Durante quel periodo ero veramente frustrato dallo stato di degrado in cui la musica si trovava, e si trova ancora. Mi sembra che dieci o venti anni fa ci fosse ancora chi era disposto ad investire soldi ed impegno per produrre un disco come si deve. Ora la gente realizza una sola canzone e tutto il resto dell’impegno produttivo viene invece riservato per tirare fuori un video mediocre. Perche è quello il medium principale per la musica oggi. Non riesco davvero a rapportarmi con questo stato di cose- e questo viene pure visto come un handicap nel 2016. Tutti i dischi con cui sono cresciuto erano dei mondi sonori del tutto compiuti ed ho voluto che “Radio Days” ne fosse il riflesso.
Ho cercato di realizzare un seguito di quell’idea con il nuovo album, ma volevo che il suono fosse più eterogeneo. Per quel che riguarda il titolo anche la sua origine riflette quel mio malcontento. Nel periodo in cui l’ho prodotto tutto sembrava rispondere con un no a qualcosa. In un modo o nell’altro. Penso che sia importante potersi permettere di dire no ed essere critici nei confronti delle cose. Anche se non è sempre la cosa più facile da fare.
Il sound di “No!” è molto omogeneo. Anche nelle sue tracce più ballabili –o le versioni dub di un paio di queste contenute pubblicate in versione bonus 7” super sexy- l’impressione che ne ho avuto è che siano il risultato di lunghe sessions con tutti gli strumenti registrati assieme in presa diretta. Ci puoi raccontare qualcosa a riguardo?
Il concetto che sta dietro al progetto Uffe è quello di realizzare musica per i clubs che suoni come se fosse una band ubriaca a suonarla, improvvisando della musica house nella propria sala prove, o qualcosa del genere. Sono cresciuto ascoltando musica elettronica ed hip hop –i dischi della biblioteca di cui raccontavo prima- un mucchio dei quali sicuramente molto strani per un ragazzino dell’età che avevo allora. Il risultato è che non trovo più le sonorità elettroniche cosi interessanti come invece era una decina di anni fà.

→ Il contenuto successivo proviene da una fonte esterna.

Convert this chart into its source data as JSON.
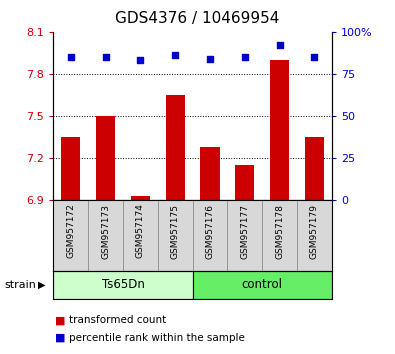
{
  "title": "GDS4376 / 10469954",
  "samples": [
    "GSM957172",
    "GSM957173",
    "GSM957174",
    "GSM957175",
    "GSM957176",
    "GSM957177",
    "GSM957178",
    "GSM957179"
  ],
  "transformed_counts": [
    7.35,
    7.5,
    6.93,
    7.65,
    7.28,
    7.15,
    7.9,
    7.35
  ],
  "percentile_ranks": [
    85,
    85,
    83,
    86,
    84,
    85,
    92,
    85
  ],
  "bar_bottom": 6.9,
  "ylim_left": [
    6.9,
    8.1
  ],
  "ylim_right": [
    0,
    100
  ],
  "yticks_left": [
    6.9,
    7.2,
    7.5,
    7.8,
    8.1
  ],
  "yticks_right": [
    0,
    25,
    50,
    75,
    100
  ],
  "bar_color": "#cc0000",
  "dot_color": "#0000cc",
  "group1_label": "Ts65Dn",
  "group2_label": "control",
  "group1_color": "#ccffcc",
  "group2_color": "#66ee66",
  "strain_label": "strain",
  "legend_bar_label": "transformed count",
  "legend_dot_label": "percentile rank within the sample",
  "title_fontsize": 11,
  "tick_fontsize": 8,
  "sample_fontsize": 6.5,
  "legend_fontsize": 7.5,
  "strain_fontsize": 8,
  "group_fontsize": 8.5
}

Nel frattempo ho scoperto il jazz, la techno, la disco ed il dub relativamente tardi rispetto ad altre persone. Cosi al momento sono molto più affascinato dal tipo di tecniche usate per far suonare cosi bene una batteria in una vecchia produzione disco oppure dal fatto che sui suoi dischi, puoi effettivamente sentire come Scientist usava i faders del suo mixer. Capisci cosa intendo? Cerco di far suonare le mie produzioni come se ci fosse sempre qualcosa in movimento. Con i vari elementi che vanno a tempo ma anche fuori tempo tra di loro. Non come se il tutto fosse realizzato al computer.
Il disco è si basato su dei samples, ma ho la grande fortuna di avere dei buoni amici che sono anche dei grandi musicisti e vogliono collaborare con me. Sono cosi generosi da lasciarmi trarre profitto dal loro talento per tramutarlo nella mia musica techno.
Ho sempre amato le b-sides e le versioni dub delle canzoni, in particolare delle tracce disco che amo proporre in veste di dj. Cosi quando la Tartelet mi ha proposto di includere un 7” di accompagnamento all’album ho subito pensato che fosse la mia occasione di provare a fare qualcosa del genere.
Il mio prossimo disco sarà praticamente un EP pieno di b-sides. Ci sto lavorando proprio al momento.
Ci sarà la possibilità di vederti suonare in Italia in un prossimo futuro?
Chiamatemi, posso arrivare con una borsa piena di dischi o con la mia band al completo. Mi piacerebbe tornare presto in Italia!